Sunday, August 19, 2007

Hungry for end to war, activists seek impeachment of Bush, Cheney

Hungry for end to war, activists seek impeachment of Bush, Cheney
By Meredith May / San Francisco Chronicle

Marghi Dutton is 90 and losing her eyesight, but nothing was going to stop her from trekking to midspan of the Golden Gate Bridge on Sunday with the anti-war group Code Pink: Women for Peace.

She joined a crowd of about 100 demonstrators dressed in hot pink hats, shirts and scarves and fought the wind to raise her sign: "Impeach Bush and Cheney!"

"My arms are aching, but I'm getting energy from the drivers - so many are honking in support," she said.

Code Pink, a national grassroots peace movement inspired by Bay Area women, organized the protest to call for an immediate end to the war in Iraq and immediate impeachment proceedings against President Bush and Vice President Dick Cheney.

Protesters walked from the bridge to the Pacific Heights home of Sen. Dianne Feinstein, D-Calif., set up camp, cooked one last carbohydrate-heavy meal and began a hunger strike.
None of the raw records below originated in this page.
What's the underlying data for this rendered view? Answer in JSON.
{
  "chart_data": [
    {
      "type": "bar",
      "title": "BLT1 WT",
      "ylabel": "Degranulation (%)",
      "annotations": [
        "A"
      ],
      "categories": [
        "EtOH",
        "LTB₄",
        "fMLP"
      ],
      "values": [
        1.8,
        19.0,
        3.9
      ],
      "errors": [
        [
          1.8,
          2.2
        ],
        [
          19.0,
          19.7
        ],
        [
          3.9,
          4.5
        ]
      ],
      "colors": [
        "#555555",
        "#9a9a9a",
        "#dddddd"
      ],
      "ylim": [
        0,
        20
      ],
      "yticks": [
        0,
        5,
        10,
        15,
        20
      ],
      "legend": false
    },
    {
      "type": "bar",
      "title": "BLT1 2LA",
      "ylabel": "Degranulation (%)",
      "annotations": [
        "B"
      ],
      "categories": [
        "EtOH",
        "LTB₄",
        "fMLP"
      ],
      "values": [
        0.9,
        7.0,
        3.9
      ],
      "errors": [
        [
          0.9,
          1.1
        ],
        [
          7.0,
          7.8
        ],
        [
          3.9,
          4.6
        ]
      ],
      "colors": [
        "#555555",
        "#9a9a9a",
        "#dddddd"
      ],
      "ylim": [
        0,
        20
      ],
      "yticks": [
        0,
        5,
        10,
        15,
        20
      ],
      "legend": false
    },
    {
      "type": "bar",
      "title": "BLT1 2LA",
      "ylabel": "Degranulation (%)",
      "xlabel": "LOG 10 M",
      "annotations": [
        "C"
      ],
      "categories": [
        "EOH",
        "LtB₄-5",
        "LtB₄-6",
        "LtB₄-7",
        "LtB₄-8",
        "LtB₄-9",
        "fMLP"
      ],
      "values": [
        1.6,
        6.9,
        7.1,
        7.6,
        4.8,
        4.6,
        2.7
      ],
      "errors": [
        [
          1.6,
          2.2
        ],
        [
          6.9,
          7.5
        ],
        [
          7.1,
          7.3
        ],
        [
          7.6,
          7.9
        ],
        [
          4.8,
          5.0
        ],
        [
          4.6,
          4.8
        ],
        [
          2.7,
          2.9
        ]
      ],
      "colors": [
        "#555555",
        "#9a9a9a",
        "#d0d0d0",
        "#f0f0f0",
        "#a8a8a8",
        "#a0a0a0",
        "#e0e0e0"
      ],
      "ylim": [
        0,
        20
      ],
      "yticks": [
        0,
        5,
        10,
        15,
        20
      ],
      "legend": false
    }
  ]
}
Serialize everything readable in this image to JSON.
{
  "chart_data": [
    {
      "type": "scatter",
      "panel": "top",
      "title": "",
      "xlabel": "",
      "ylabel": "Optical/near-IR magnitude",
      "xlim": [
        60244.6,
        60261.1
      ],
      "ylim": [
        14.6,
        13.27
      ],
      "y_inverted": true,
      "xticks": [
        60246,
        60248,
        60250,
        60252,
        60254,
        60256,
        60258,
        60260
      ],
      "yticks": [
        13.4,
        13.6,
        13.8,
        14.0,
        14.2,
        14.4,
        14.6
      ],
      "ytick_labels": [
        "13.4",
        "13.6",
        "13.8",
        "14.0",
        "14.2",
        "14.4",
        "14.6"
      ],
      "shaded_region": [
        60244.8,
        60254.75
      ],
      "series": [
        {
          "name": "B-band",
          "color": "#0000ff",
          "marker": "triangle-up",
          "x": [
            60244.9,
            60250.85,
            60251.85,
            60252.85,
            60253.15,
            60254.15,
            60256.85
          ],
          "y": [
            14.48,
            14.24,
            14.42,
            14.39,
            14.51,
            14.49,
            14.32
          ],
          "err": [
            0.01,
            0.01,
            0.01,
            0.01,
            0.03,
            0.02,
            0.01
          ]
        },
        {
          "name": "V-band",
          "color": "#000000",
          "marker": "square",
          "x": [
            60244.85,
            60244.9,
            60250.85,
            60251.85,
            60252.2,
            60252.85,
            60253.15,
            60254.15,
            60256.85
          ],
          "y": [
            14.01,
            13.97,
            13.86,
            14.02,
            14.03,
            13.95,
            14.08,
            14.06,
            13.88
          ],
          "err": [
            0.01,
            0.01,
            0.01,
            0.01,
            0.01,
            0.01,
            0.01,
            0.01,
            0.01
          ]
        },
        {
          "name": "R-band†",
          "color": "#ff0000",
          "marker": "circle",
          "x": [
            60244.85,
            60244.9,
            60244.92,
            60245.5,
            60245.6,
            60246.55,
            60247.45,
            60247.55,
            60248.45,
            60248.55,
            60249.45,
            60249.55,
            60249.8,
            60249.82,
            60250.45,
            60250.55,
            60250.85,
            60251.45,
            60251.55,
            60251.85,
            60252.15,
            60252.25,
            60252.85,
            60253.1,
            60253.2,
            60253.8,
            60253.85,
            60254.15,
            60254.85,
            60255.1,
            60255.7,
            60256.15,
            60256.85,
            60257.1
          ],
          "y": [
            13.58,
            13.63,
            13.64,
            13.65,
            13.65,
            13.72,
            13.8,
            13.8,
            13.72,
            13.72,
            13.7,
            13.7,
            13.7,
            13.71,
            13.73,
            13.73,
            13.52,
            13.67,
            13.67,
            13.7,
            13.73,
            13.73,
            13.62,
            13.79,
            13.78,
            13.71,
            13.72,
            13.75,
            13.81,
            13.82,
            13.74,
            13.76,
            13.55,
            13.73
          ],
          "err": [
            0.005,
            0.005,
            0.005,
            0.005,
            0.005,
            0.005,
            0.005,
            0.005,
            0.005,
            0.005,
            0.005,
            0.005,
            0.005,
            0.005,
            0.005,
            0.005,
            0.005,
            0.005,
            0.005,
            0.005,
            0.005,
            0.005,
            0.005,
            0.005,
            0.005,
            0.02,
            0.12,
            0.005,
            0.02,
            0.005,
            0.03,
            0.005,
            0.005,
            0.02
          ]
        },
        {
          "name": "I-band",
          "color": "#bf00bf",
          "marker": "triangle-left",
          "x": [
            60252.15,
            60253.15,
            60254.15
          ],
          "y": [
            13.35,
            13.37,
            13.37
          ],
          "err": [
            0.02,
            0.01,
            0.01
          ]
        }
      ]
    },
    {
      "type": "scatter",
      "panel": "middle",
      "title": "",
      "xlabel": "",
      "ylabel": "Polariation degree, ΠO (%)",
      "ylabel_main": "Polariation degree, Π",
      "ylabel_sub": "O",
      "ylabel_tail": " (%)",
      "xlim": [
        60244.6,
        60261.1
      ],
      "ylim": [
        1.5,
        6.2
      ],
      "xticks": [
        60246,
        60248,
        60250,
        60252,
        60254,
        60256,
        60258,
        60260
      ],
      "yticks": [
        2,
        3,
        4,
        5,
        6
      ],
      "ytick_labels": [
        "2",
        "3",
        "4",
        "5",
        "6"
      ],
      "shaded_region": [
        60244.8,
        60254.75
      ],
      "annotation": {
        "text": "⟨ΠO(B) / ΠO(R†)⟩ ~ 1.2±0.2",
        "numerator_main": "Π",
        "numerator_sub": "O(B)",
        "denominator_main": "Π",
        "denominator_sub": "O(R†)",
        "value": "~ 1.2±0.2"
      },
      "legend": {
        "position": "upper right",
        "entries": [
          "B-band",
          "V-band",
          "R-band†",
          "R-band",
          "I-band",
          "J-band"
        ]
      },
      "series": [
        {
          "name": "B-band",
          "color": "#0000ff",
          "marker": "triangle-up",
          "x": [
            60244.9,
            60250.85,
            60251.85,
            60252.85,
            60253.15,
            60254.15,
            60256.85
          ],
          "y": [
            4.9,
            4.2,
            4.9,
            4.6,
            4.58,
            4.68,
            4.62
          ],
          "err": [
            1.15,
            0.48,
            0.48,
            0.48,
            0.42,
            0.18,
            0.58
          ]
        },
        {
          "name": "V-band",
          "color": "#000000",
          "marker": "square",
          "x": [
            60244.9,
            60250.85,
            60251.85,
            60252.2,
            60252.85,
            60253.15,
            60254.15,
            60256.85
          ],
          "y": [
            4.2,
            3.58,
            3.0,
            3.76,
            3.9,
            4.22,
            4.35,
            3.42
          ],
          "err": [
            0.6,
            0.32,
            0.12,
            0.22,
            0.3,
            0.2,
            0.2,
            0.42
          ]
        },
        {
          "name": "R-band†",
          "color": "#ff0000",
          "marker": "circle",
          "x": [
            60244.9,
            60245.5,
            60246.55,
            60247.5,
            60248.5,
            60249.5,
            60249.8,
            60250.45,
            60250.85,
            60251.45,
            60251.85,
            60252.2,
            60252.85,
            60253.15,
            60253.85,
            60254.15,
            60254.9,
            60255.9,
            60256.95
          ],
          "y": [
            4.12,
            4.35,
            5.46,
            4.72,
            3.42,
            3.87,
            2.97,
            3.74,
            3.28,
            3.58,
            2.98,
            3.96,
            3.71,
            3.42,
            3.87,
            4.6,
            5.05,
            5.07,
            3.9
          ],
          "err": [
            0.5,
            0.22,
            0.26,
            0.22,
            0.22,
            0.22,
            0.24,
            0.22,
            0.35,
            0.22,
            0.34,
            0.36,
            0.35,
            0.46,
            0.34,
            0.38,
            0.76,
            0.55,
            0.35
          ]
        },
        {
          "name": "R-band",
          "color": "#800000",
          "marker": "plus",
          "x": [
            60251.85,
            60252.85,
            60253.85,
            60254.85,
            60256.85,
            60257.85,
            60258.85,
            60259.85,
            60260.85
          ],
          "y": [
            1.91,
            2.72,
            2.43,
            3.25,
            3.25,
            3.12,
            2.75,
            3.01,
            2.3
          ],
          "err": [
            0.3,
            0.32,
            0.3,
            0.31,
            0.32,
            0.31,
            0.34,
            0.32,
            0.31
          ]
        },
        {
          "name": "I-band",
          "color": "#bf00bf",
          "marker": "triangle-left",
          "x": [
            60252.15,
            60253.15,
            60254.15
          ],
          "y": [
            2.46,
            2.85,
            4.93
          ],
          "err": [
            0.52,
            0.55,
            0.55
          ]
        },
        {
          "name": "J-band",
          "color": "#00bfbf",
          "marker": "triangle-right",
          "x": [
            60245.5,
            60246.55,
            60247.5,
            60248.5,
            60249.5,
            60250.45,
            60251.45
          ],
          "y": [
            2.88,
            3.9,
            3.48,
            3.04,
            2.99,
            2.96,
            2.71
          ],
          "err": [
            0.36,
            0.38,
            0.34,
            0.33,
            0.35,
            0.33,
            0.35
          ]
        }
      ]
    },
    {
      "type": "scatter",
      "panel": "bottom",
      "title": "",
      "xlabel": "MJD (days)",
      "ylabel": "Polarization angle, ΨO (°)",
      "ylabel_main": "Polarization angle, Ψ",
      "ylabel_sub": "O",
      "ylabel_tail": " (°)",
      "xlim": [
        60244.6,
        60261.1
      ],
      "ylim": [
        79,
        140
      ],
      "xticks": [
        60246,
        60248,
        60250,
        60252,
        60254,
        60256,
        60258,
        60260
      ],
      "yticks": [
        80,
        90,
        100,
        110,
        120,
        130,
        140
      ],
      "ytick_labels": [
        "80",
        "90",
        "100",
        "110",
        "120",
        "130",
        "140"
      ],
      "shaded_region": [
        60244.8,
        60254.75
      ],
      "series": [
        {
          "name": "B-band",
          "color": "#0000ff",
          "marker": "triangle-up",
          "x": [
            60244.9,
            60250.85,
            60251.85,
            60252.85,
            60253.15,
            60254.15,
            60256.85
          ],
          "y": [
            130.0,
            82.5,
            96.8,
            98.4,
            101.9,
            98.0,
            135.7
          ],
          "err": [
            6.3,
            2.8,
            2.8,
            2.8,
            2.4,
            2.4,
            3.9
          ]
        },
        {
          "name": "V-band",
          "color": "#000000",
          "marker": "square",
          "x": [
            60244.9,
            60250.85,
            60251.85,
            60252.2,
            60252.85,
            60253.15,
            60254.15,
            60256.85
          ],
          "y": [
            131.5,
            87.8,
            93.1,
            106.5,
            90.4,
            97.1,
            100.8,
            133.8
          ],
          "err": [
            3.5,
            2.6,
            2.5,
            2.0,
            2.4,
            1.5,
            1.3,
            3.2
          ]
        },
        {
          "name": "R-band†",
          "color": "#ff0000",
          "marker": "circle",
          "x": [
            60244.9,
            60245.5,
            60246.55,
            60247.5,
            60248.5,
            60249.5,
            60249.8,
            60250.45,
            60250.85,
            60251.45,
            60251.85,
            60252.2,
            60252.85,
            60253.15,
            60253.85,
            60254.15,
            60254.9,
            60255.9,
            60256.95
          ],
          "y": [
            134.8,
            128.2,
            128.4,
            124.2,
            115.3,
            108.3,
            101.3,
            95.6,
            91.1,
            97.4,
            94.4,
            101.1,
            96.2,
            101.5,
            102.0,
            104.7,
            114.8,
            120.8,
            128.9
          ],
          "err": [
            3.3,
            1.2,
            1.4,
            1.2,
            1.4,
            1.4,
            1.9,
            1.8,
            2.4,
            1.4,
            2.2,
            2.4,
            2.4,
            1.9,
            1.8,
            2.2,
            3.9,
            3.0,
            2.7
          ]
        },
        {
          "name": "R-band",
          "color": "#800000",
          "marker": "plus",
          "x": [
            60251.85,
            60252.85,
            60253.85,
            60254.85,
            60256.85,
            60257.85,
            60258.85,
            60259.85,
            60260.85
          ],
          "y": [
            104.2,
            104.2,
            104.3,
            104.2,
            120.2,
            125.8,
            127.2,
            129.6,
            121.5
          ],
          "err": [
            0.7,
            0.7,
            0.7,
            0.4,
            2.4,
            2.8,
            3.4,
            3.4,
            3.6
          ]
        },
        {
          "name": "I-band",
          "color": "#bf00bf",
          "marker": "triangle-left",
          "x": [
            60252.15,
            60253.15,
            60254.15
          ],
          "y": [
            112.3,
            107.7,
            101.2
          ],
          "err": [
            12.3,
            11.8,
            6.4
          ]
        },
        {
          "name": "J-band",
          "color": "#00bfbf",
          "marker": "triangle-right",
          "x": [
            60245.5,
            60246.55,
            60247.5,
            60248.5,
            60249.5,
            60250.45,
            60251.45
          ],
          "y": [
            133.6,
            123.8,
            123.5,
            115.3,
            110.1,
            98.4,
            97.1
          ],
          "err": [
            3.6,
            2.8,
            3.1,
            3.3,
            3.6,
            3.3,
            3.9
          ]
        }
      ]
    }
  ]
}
About 40 gathered on some terraced steps near the senator's home, along with a half-dozen police officers.

"We have about eight people who are going to stop eating, including me," Code Pink spokeswoman Nancy Mancias said.

On Wednesday, the group plans to relocate the hunger strike to House Speaker Nancy Pelosi's home on Broadway, where they will urge the San Francisco Democrat to hold a town hall meeting with constituents.



Code Pink leaders believe both lawmakers should be doing more to bring the troops home and to rally other Democrats to call for an end to the war.

"Feinstein voted for the war spending bill, and even though Pelosi didn't, she's not doing enough to convince others to join her," Mancias said.

This isn't the first time Code Pink has moved into the neighborhood.

For about two weeks in March, the street corner in front of Pelosi's house was named "Camp Pelosi" as demonstrators numbering from four to 30 lived there to urge her to fight against continued funding of the war.

Before they were ordered to decamp, protesters had hoisted a banner between two trees, taped signs to trees and the curbs and gutter, erected an awning to protect themselves from the sun, and hung a clothesline of children's clothing symbolizing Iraqi children who have been killed in the war.

Led by longtime Bay Area activist Medea Benjamin, the group is becoming a well-known rabble-rouser on Capitol Hill.

Code Pink rents a five-bedroom house on Capitol Hill to put up volunteers, who push their cause with banners, singing and hot pink couture at hearings and press conferences and in the halls of Congress. Within its first four years, Code Pink has grown to 250 U.S. chapters and 10 international ones.

In 2004, a Code Pink member infiltrated a presidential speech in New York and interrupted Bush by pulling off her dress and exposing pink lingerie with a handwritten message: "Fire Bush - Women say bring the troops home now."

Their hunger strikes have drawn worldwide attention. In summer 2006, the group was invited to meet with members of the Iraqi parliament in Amman, Jordan, to discuss diplomacy.

Lee Gooden, a retired Air Force major who served in Vietnam, joined the group because he felt large-scale anti-war demonstrations are too factionalized into so many political causes that the message was getting diluted.

He walked with a cane on the Golden Gate Bridge on Sunday and held his other hand aloft in a peace sign as cars whizzed by honking back.

"My personal wish is we would get all our troops home by the holidays," he said.